Naib Singh, a farmer from Ghania village said: "In our area, about 10 to 15% transplantation is still left. Even the labourers sit idle when we fail to fill the fields with water."

"I want to transplant basmati in eight acres, but I will have to wait till it rains. In case the monsoon is delayed, I would not be able to transplant basmati, as the already-sown paddy crop needs frequent watering," said Rupinder Singh, a farmer from Bargari.

Gurmeet Singh, a farmer from Kotkapura village, is also waiting for rain to transplant paddy on his three acres.

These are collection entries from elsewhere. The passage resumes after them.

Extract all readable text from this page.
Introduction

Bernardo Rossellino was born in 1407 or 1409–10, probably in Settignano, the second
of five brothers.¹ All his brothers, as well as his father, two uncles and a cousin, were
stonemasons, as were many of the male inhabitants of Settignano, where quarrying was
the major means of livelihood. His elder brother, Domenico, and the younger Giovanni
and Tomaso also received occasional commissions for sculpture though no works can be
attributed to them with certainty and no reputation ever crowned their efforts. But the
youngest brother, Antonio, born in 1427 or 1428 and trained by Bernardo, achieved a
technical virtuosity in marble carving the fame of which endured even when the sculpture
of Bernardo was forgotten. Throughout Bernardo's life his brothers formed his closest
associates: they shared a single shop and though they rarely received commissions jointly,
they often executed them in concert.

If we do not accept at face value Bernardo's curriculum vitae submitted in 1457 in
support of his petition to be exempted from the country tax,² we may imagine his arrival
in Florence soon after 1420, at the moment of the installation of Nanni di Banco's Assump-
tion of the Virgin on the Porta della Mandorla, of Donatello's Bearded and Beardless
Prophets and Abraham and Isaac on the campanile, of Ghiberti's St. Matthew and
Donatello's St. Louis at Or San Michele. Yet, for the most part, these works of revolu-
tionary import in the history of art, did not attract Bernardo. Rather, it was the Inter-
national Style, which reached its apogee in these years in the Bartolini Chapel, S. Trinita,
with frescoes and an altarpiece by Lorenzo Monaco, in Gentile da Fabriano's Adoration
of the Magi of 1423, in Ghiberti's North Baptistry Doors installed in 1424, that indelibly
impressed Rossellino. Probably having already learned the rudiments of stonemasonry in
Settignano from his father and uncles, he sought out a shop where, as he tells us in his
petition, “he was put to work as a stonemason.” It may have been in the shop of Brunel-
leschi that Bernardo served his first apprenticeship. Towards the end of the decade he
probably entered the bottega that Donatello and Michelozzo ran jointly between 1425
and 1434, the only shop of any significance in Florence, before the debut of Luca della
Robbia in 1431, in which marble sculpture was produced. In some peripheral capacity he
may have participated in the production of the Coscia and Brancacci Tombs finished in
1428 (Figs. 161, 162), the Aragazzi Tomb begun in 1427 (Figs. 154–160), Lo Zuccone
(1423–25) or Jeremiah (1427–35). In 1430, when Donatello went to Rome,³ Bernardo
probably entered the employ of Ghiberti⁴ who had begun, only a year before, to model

About the erratic power supply, Dara Singh said they have been getting eight-hour supply for the last two days only. "Though the transplantation work has been delayed, yet it won't have much effect on the yield," said Kaur Singh Dhillon, chief agriculture officer, Faridkot.

But, delayed transplantation is good for groundwater, as the sub-soil water does not decline if the paddy is transplanted after June 20, he said.